Meia noite e três. As pessoas devem
estar se abraçando, fazendo brindes de champagne barato e atraindo boas
energias para o novo ano que nasce. A essa altura, já deve ter nascido também o
primeiro bebê de dois mil e vinte e três em uma maternidade qualquer do Brasil.
Espero mesmo que as boas energias venham, e que o dia nasça feliz pra todos,
porque ainda estamos sob efeito da morfina que foi a pandemia. Os ouvidos ainda
estão zumbindo depois de tudo isso e de todos que perdemos. Estamos
reaprendendo a viver.
Deixei em vinte e dois o cachorro da
minha vida, minha melhor amiga Leia. Vai doer muito escrever o in memoriam
nos agradecimentos do meu livro, que deve sair agora no primeiro semestre. Ela
me arrancou sorrisos quando nem eu mesma achava que era possível.

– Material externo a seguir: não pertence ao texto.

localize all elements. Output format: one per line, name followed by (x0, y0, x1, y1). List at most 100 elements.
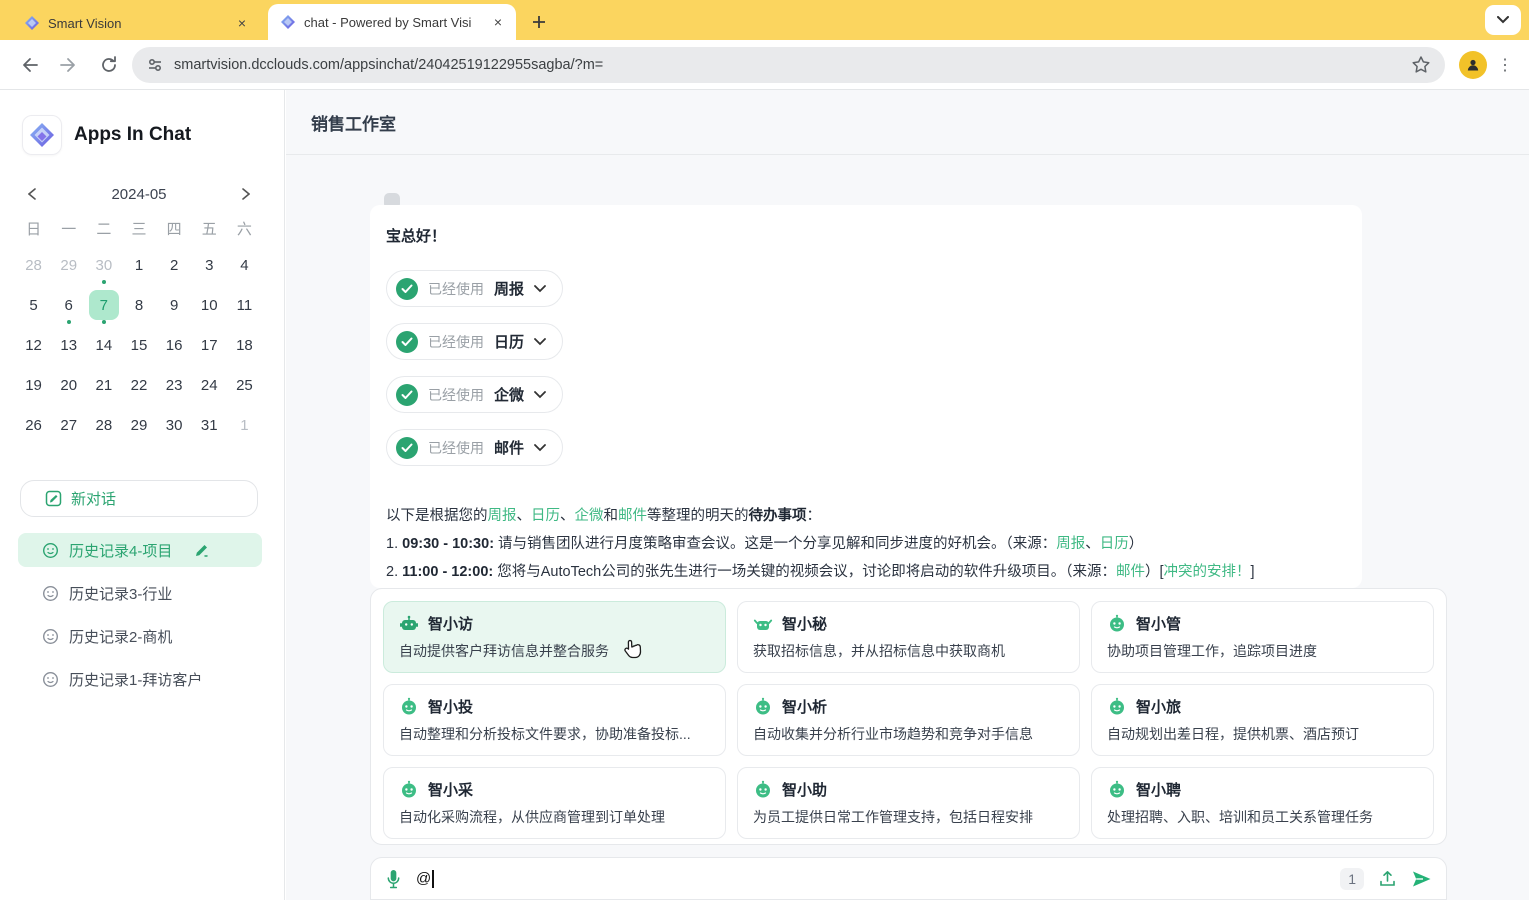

Entrei em vinte e três com o pé
esquerdo. Porque sou canhota, sou gauche, e teremos um novo governo vermelho.
Meia noite e seis. Escrevo só o que vem. De repente, o texto deixou de ser
sobre a depressão e passou a ser sobre esperança. Acabo de descobrir que ainda
há isso por aqui, na espontaneidade das palavras que fluem sem controle nas
pontas dos meus dedos. Este é o primeiro escrito de dois mil e vinte e três, e
o último de vinte e dois. Teria um pout-pourri de músicas clichês pra citar, mas
a mpb já fez isso por mim, então me poupou um trabalhão. Que bom que não morri ano
passado, espero agora sentir de novo vontade de viver. Isso é sobre depressão,
mas também é sobre esperança, que expressei no glitter azul e rosa dos meus
olhos e na minha saia de gaivotas. É libertador ser eu mesma, em todas as minhas
cores, sem poda de asas. Fernão Capelo transcendeu antes de ensinar, após ficar
muito insatisfeito com tudo o que vivia e ousar fazer novas manobras. Em vinte e
três quero voar. Meia noite e treze.